As a missionary and YWAM leader, Byrd says Isaiah’s words “Here am I; send me” are important to him and to The Send—founded by prayer and fasting leader Lou Engle—because they communicate hearts that are intent on reaching nations with the gospel.

“I was struck by the beginning of this passage because it begins in a time of shaking. And what I have seen in America these last weeks among courageous believers in the body of Christ are people who see God as bigger than our crisis. There is a people rising in America who see the Lord exalted above all of the urgency, the crisis, the difficulty of the hour we live in,” says Byrd.

He also sees a nation of people who are desperate for a savior and a world that is longing and groaning under the weight of brokenness, sin and division. “People are longing for a messiah and, in the midst of it, God is shaking the church so that we would become a ‘re-presentation’ of Jesus to the nations of the earth,” he says.

Byrd believes Jesus is longing to show who He is in truth to America. “Jesus is longing to reveal himself to Gen Z as He really is.

“I think we can all say with total confidence, ‘Jesus has been misrepresented in America.’ Jesus has been misrepresented in the nations of the earth.”

Byrd says there are few things worse than being misrepresented by someone. As a father of two adopted children, Byrd says fatherhood has been misrepresented by other men.
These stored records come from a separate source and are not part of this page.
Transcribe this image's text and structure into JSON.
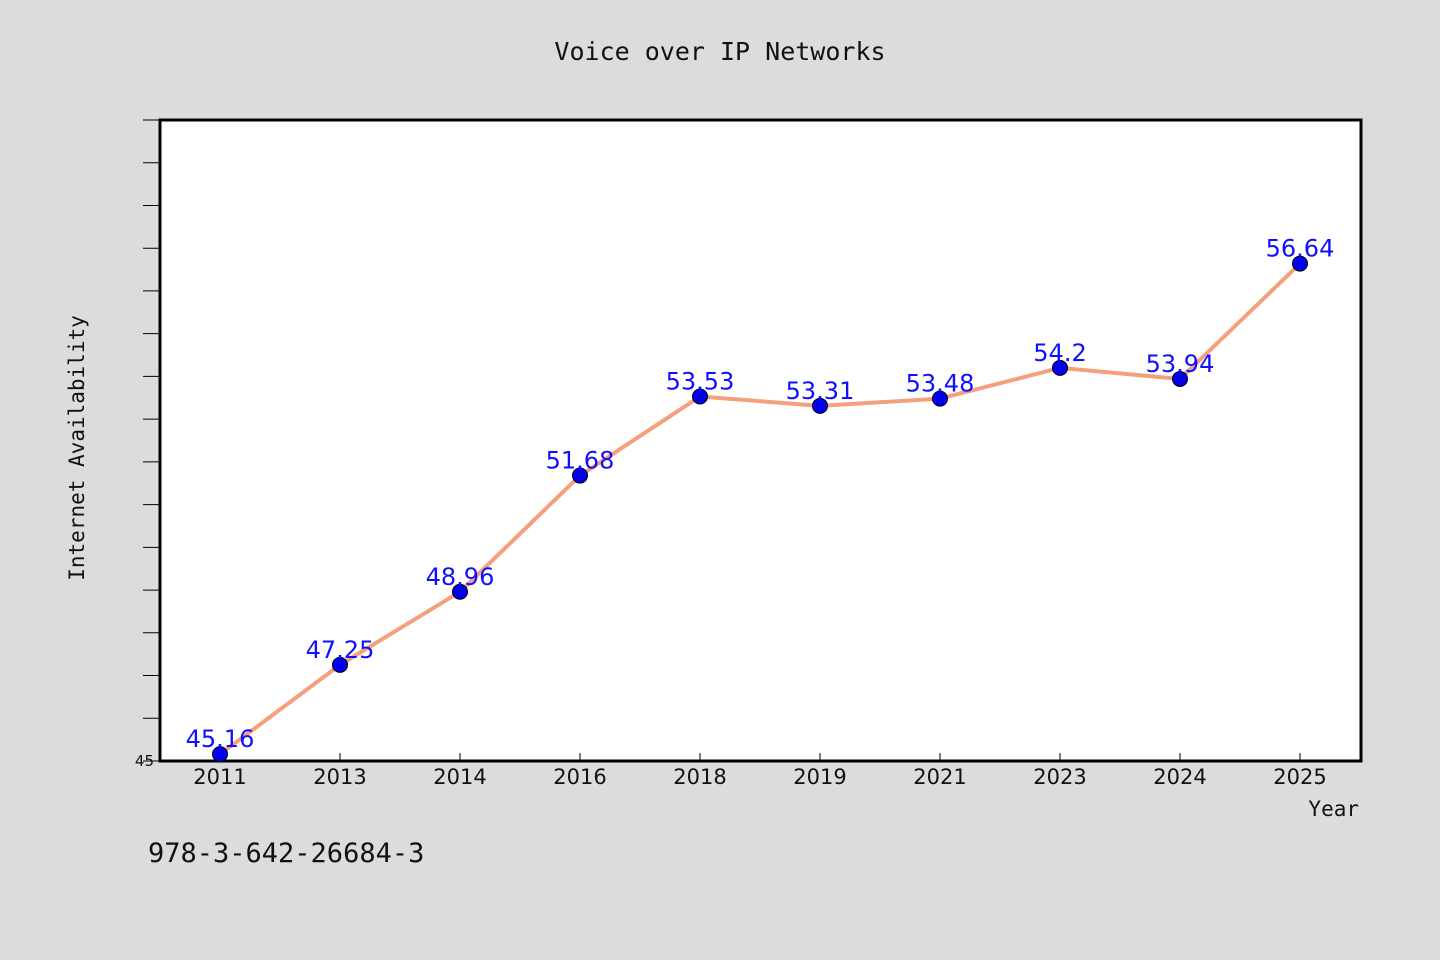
{
  "chart_data": {
    "type": "line",
    "title": "Voice over IP Networks",
    "xlabel": "Year",
    "ylabel": "Internet Availability",
    "categories": [
      "2011",
      "2013",
      "2014",
      "2016",
      "2018",
      "2019",
      "2021",
      "2023",
      "2024",
      "2025"
    ],
    "series": [
      {
        "values": [
          45.16,
          47.25,
          48.96,
          51.68,
          53.53,
          53.31,
          53.48,
          54.2,
          53.94,
          56.64
        ],
        "color": "#f4a07c",
        "marker_color": "#0000ee"
      }
    ],
    "data_labels": [
      "45.16",
      "47.25",
      "48.96",
      "51.68",
      "53.53",
      "53.31",
      "53.48",
      "54.2",
      "53.94",
      "56.64"
    ],
    "ylim": [
      45,
      60
    ],
    "y_tick_labels": [
      "45"
    ],
    "grid": false,
    "legend": "none"
  },
  "footnote": "978-3-642-26684-3"
}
He believes Jesus is zealous for the church to “re-present” him to a nation that has a skewed perspective. The broken in America, in its foster care system and those divided by race represent people Jesus is after in this hour, Byrd says.

“Jesus is longing that we would pull back the curtain and unveil him as he is in America. I believe that the result of a ‘re-presentation’ of Jesus to America will be the largest wave of salvation that this nation has ever seen. There is a spiritual awakening on the doorsteps. We’ve all been praying for it. But none of us thought that it might come through an awakening and a shaking like we’ve experienced in the last year,” Byrd says.
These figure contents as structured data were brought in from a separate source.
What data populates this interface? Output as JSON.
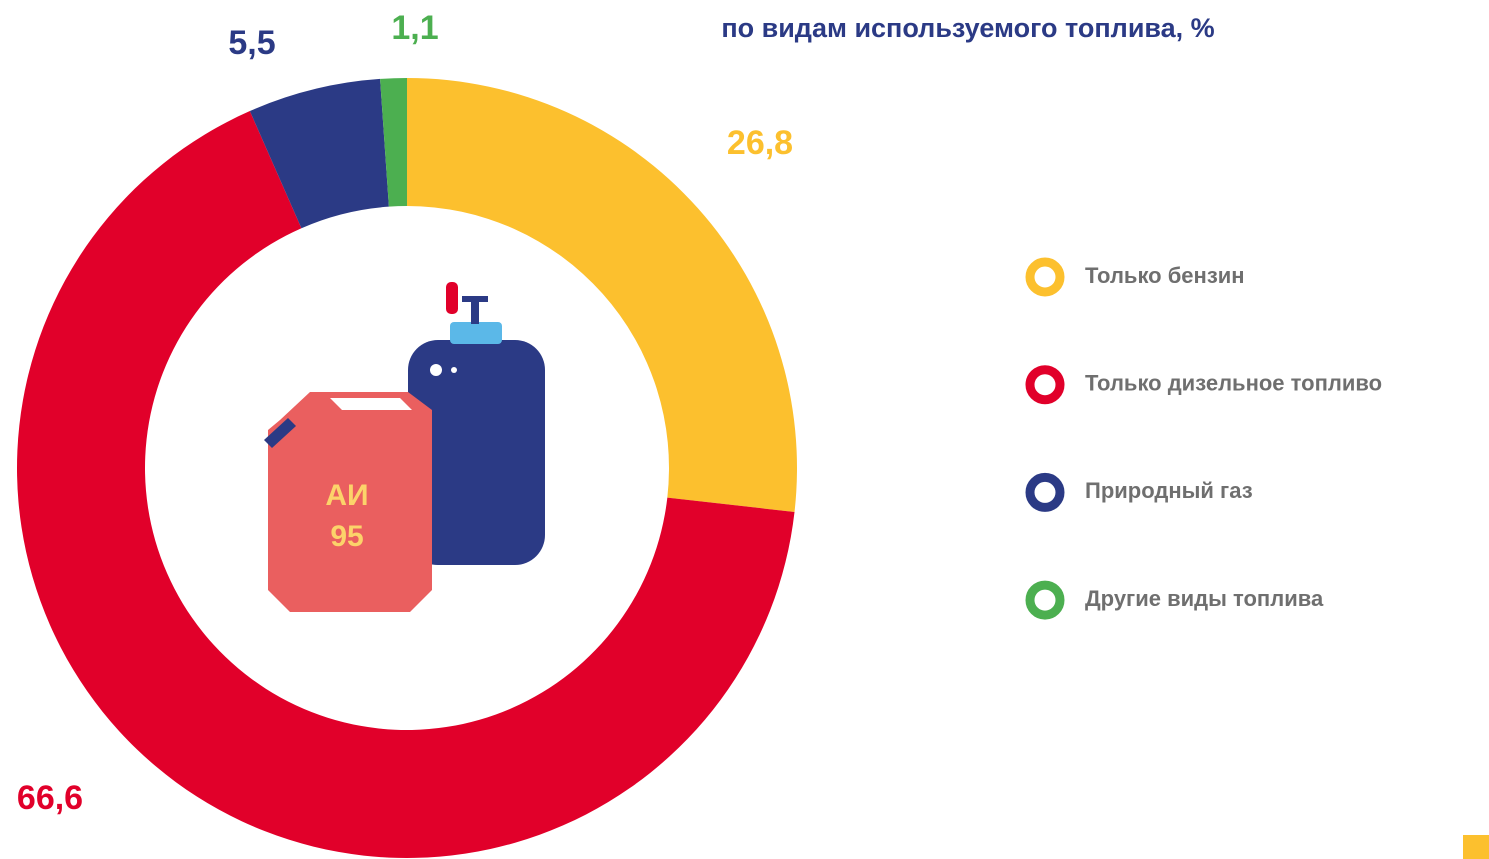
{
  "chart_data": {
    "type": "pie",
    "title": "по видам используемого топлива, %",
    "categories": [
      "Только бензин",
      "Только дизельное топливо",
      "Природный газ",
      "Другие виды топлива"
    ],
    "values": [
      26.8,
      66.6,
      5.5,
      1.1
    ],
    "value_labels": [
      "26,8",
      "66,6",
      "5,5",
      "1,1"
    ],
    "colors": [
      "#fcc02e",
      "#e1002a",
      "#2b3a85",
      "#4caf50"
    ],
    "icon_text": [
      "АИ",
      "95"
    ]
  }
}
He wonders if there was another way to wake up the church than to shake it. Could it have been an anointed preacher? Might it have been a worship song that united the whole church?

“Was there any other way to get to the core of the issues? Was there any other way to truly pull us out of sleepiness, apathy, mediocrity, any other way than to shake everything?”
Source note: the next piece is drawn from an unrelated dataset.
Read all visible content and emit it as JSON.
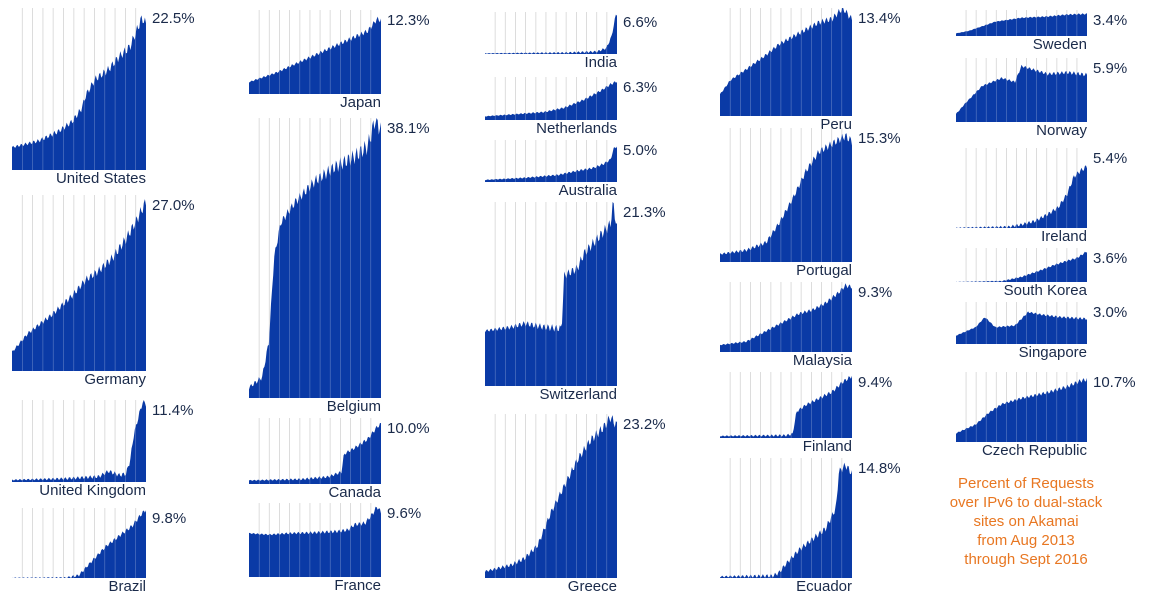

This much Byrd knows with certainty: America is absolutely resistant to religion, but it is also longing for the Messiah. “Many of the manifestations of the brokenness that we have seen over this last year are simply a cry for a Messiah,” he says.

Byrd says the world needs to see the church celebrating truth right now. Celebrating the dignity of masculinity. Celebrating the beauty of femininity. Celebrating the covenant of marriage, celebrating and living in truth, so that the world knows it’s for everybody including the Gen Z—and Millennial—generations.

The Gospel of Mark is written, largely, to Gentiles in what Byrd says is a “re-presentation” of Jesus to the Roman world.

“He’s writing with of goal of ‘re-presenting’ Jesus to a people who are asking, ‘Is Jesus for us, or is he only the God of Israel. Is he Jesus our Messiah or is he only the Messiah of Israel?’ He tells these early stories right at the start of what Jesus is like because He’s been misrepresented,” Byrd says. {eoa}

Steve Rees is a former general assignment reporter who, with one other journalist, first wrote about the national men’s movement Promise Keepers from his home in Colorado. Rees and Promise Keepers Founder Bill McCartney attended the Boulder Vineyard. Today Rees writes in his free time.